Esses obstáculos não foram poucos e espalharam-se por toda a vida de Frida. O primeiro e, talvez, o mais terrível deles foi o acidente, durante sua adolescência, com o ônibus que a levava para casa. Frida ficou gravemente ferida, quebrou várias vértebras, lesionou a coluna e teve várias fraturas na região pélvica. Depois do acidente, ela mergulhou em uma sofrida jornada para voltar a andar e livrar-se, pelo menos, de um pouco da dor. Foi durante essa época, em que esteve presa sobre uma cama, que ela aproximou-se ainda mais da pintura e fez dela sua válvula de escape, por onde deixava fugir um pouco de seus temores e frustrações, mas também suas vontades. Frida continuaria, ao longo de sua vida, transportando para os quadros seus desejos, angustias e sentimentos, como se eles fossem seus leais confidentes. Os obstáculos que seguiram ao acidente foram os mais diversos, desde a bissexualidade, o alcoolismo, os problemas trazidos pelo envolvimento em movimentos comunistas, até o conturbado amor pelo mulherengo e também pintor Diego Rivera. Mas nenhum deles fora capaz de opor-se à força de Frida e ao seu incondicional desejo de ser livremente feliz.

A maneira como o filme foi conduzido por Julie Taymor consegue articular, com impressionante harmonia, o desenvolvimento artístico das pinturas de Frida e o desenrolar da trama. Em alguns momentos, os quadros parecem ganhar movimento e transformam-se em fatos e acontecimentos da vida da pintora, enquanto em outros é a vida que parece desacelerar e imobilizar-se e deixar-se prender nas telas. Tudo isso por meio de efeitos visuais bastante acertados, que sem exagerar, tornam possível perceber a forte presença autobiográfica nas obras de Frida e o quanto ela mesma está impressa em seus trabalhos.

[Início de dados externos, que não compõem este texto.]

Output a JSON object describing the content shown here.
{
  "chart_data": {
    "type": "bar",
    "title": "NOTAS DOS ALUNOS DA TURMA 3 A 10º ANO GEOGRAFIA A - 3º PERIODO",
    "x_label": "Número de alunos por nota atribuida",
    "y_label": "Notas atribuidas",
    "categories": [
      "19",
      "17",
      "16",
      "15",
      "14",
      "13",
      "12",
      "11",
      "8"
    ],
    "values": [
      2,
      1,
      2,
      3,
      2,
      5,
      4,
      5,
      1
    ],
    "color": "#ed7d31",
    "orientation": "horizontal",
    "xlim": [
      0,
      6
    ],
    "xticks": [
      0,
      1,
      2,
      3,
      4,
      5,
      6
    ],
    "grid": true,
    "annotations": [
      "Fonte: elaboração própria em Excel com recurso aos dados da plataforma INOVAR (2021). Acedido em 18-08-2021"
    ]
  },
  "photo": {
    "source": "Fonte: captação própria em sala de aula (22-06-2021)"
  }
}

Um elemento interessante da história é a excentricidade e a energia de Frida. Sua imaginação brinca com seus pensamentos, sua criatividade age sobre o cotidiano e gera imagens surreais e extremamente íntimas, mas também, por se tratar de sentimentos e emoções humanas, de todos nós, que transformadas em quadros e desenhos, saltam outra vez para a realidade e apresentam ao mundo as representações que Frida tem do real, das pessoas e, principalmente, de si mesma. É assim que ela consegue romper a debilidade de seu corpo, a pintura torna-se as pernas e a coluna saudáveis que ela não tem. Quando pinta, Frida transcende o corpo e torna-se gigante. Um espírito imenso, impulsivo e sedento de liberdade, que está encerrado em um corpo decadente, algemado a várias incapacidades, mas que abre suas asas e permite-se voar por meio da arte.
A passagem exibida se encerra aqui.